En dan De Dikke Man, stukjes die hij vijf jaar lang schreef voor Het Parool. Schetsen uit het dagelijkse leven van Amsterdam. Met veel bijvoeglijke naamwoorden. De gesprekken met Een Oude Kennis, De Zenuwachtige Kennis, Een Verre Vriend, De Melancholieke Drinkebroer, De Kleine Kale Uitgever, De Kale Acteur, De Stralende Jongeman, Het Meisje In Uniform alsook Het Filosoofje, waarvan iedereen wist dat hij daarmee Connie Palmen bedoelde. Het had iets pedanterigs die Dikke Man, pathetisch ook. Nou, nou, nou.
Ik begon te lezen. De dagelijkse ontmoetingen; op de brug, gesprekken met De Baas Van Het Koffiehuis in Het Koffiehuis, in Het Morsige Café, tijdens zijn ‘namiddagwandelingetje’. Er zijn veel ‘namiddagwandelingetjes’ Opmerkelijk hoe deze getormenteerde man in zijn stukjes zo’n scherp inzicht in de ander toonde. Dat de man, die in het gewone leven niet goed raad wist met zijn eigen kinderen, zo liefdevol schreef over kinderen (ook over zijn eigen).
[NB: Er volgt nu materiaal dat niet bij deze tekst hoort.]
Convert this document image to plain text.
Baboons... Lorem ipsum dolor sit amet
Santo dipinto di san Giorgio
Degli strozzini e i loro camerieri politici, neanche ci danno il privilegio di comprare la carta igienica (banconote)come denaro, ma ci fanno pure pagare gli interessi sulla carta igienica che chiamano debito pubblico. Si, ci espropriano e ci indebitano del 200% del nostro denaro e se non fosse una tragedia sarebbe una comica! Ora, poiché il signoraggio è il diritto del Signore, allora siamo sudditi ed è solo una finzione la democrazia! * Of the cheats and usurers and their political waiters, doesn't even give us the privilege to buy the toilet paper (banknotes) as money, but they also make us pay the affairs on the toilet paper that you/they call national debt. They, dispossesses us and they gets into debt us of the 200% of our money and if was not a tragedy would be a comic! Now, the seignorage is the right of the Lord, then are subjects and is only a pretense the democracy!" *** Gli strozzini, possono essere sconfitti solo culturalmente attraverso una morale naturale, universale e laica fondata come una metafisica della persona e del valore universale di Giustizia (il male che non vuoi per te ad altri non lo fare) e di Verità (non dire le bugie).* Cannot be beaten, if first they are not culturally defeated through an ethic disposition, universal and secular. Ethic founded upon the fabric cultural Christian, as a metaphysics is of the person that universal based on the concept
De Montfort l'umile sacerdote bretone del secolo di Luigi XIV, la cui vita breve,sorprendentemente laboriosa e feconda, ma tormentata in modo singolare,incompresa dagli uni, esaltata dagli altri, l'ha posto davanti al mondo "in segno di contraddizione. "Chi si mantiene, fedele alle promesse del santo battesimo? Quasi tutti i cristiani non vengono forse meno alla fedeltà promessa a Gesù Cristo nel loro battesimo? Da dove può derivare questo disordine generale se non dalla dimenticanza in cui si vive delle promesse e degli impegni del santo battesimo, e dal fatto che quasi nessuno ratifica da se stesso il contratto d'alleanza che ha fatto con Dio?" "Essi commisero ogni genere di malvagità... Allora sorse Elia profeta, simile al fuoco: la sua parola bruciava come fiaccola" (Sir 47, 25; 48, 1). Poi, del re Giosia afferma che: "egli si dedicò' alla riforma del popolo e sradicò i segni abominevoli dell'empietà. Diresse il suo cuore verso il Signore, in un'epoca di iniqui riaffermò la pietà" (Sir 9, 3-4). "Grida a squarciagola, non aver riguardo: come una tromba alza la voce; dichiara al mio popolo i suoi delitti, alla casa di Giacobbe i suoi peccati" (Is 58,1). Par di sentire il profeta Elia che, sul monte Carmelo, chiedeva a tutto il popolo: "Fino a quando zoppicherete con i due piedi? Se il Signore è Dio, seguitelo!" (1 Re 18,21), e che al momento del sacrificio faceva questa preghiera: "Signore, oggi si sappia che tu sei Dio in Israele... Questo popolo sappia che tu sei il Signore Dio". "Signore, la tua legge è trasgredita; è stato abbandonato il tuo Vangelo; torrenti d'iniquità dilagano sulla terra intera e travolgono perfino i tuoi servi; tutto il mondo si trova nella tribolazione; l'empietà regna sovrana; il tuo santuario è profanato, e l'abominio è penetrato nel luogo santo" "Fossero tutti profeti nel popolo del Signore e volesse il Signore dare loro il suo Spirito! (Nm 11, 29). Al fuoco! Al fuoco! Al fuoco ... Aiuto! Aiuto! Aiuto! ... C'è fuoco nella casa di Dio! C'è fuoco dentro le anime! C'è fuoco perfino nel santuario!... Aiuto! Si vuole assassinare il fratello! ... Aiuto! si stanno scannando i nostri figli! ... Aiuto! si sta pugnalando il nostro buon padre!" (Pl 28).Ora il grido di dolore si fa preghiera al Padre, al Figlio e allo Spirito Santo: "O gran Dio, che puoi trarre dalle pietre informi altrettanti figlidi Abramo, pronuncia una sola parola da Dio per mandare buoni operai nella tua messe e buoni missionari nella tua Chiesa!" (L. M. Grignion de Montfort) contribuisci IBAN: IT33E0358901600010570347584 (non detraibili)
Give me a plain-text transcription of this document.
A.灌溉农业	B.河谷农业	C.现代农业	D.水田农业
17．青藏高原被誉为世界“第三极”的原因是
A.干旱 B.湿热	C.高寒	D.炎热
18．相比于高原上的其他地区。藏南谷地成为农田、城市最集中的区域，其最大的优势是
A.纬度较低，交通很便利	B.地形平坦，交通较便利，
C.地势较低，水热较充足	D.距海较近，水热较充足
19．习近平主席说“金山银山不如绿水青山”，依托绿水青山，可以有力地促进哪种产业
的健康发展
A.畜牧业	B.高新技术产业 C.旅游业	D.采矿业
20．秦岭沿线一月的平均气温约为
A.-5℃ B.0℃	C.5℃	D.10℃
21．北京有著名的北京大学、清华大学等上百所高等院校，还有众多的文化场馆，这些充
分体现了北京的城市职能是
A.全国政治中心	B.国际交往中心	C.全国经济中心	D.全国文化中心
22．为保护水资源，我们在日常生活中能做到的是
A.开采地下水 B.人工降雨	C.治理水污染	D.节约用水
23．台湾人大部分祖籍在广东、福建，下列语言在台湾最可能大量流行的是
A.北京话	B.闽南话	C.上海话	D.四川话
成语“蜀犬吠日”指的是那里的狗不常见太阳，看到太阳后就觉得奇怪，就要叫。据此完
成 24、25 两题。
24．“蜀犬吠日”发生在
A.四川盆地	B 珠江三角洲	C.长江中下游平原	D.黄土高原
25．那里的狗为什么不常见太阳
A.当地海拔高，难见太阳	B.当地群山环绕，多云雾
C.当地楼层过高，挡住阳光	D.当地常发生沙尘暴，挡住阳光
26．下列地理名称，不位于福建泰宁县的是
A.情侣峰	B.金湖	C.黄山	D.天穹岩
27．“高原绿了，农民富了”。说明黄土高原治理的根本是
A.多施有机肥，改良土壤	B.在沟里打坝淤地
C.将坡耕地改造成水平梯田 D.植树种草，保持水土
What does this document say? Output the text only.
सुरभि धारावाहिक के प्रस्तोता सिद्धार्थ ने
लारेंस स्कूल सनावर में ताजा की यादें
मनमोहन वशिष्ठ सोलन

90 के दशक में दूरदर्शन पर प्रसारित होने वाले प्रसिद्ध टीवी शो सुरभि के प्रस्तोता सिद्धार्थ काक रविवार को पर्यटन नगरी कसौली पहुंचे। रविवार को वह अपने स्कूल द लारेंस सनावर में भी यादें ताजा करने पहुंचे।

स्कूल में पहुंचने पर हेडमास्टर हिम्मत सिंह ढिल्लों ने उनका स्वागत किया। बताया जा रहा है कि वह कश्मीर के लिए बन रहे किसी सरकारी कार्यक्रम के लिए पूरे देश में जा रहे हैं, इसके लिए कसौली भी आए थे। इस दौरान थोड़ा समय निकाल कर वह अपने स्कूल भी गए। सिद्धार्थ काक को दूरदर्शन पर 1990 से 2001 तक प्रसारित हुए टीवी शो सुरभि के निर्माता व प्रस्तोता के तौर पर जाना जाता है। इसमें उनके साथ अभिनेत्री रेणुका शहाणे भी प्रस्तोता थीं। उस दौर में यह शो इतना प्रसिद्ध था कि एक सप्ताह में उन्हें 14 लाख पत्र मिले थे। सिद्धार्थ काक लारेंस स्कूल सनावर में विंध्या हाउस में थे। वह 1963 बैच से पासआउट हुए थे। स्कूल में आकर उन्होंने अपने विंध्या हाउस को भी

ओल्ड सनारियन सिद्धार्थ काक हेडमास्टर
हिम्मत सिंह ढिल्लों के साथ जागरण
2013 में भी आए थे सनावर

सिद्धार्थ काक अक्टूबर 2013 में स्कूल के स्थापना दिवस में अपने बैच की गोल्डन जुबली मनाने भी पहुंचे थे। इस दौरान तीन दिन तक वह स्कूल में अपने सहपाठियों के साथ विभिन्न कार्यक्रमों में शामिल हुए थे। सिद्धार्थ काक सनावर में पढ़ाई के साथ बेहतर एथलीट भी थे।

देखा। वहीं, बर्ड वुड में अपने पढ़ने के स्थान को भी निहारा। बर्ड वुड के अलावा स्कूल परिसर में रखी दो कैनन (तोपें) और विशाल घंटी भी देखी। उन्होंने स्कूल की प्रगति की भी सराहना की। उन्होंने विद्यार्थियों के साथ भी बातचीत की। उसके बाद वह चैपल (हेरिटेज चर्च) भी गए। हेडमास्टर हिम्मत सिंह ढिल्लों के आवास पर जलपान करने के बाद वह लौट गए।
De Dikke Man, in al zijn hoofdletters, blijkt zoveel jaar na dato om te smullen. Een tijdsbeeld van het Amsterdam van toen. En verdomd, wat zijn ze Carmiggeliaans. Ik kom in de stemming en verlang opeens hevig naar een brugleuning waar in Gekwelde Toestand, of in een staat van Verbijstering tegenaan gehangen kan worden. Dat dan De Dikke Man langs komt en dingen zegt als: ‘Aan de boemel?’, of ‘Lang niet gezien.’ of ‘Wat is er met jou aan de hand?’ Dan volgt een gesprek waaruit een beeld ontstaat dat je zo aan de muur kunt hangen.
‘Als ik
iedereen
zou haten
die
mij niet mag
had ik
geen leven
dichtte De Dikke Man, krachteloos.’
Inge Meijer is een pseudoniem. Zij schrijft over boeken en over de ontdekkingen die zij doet in de marges van de literatuur.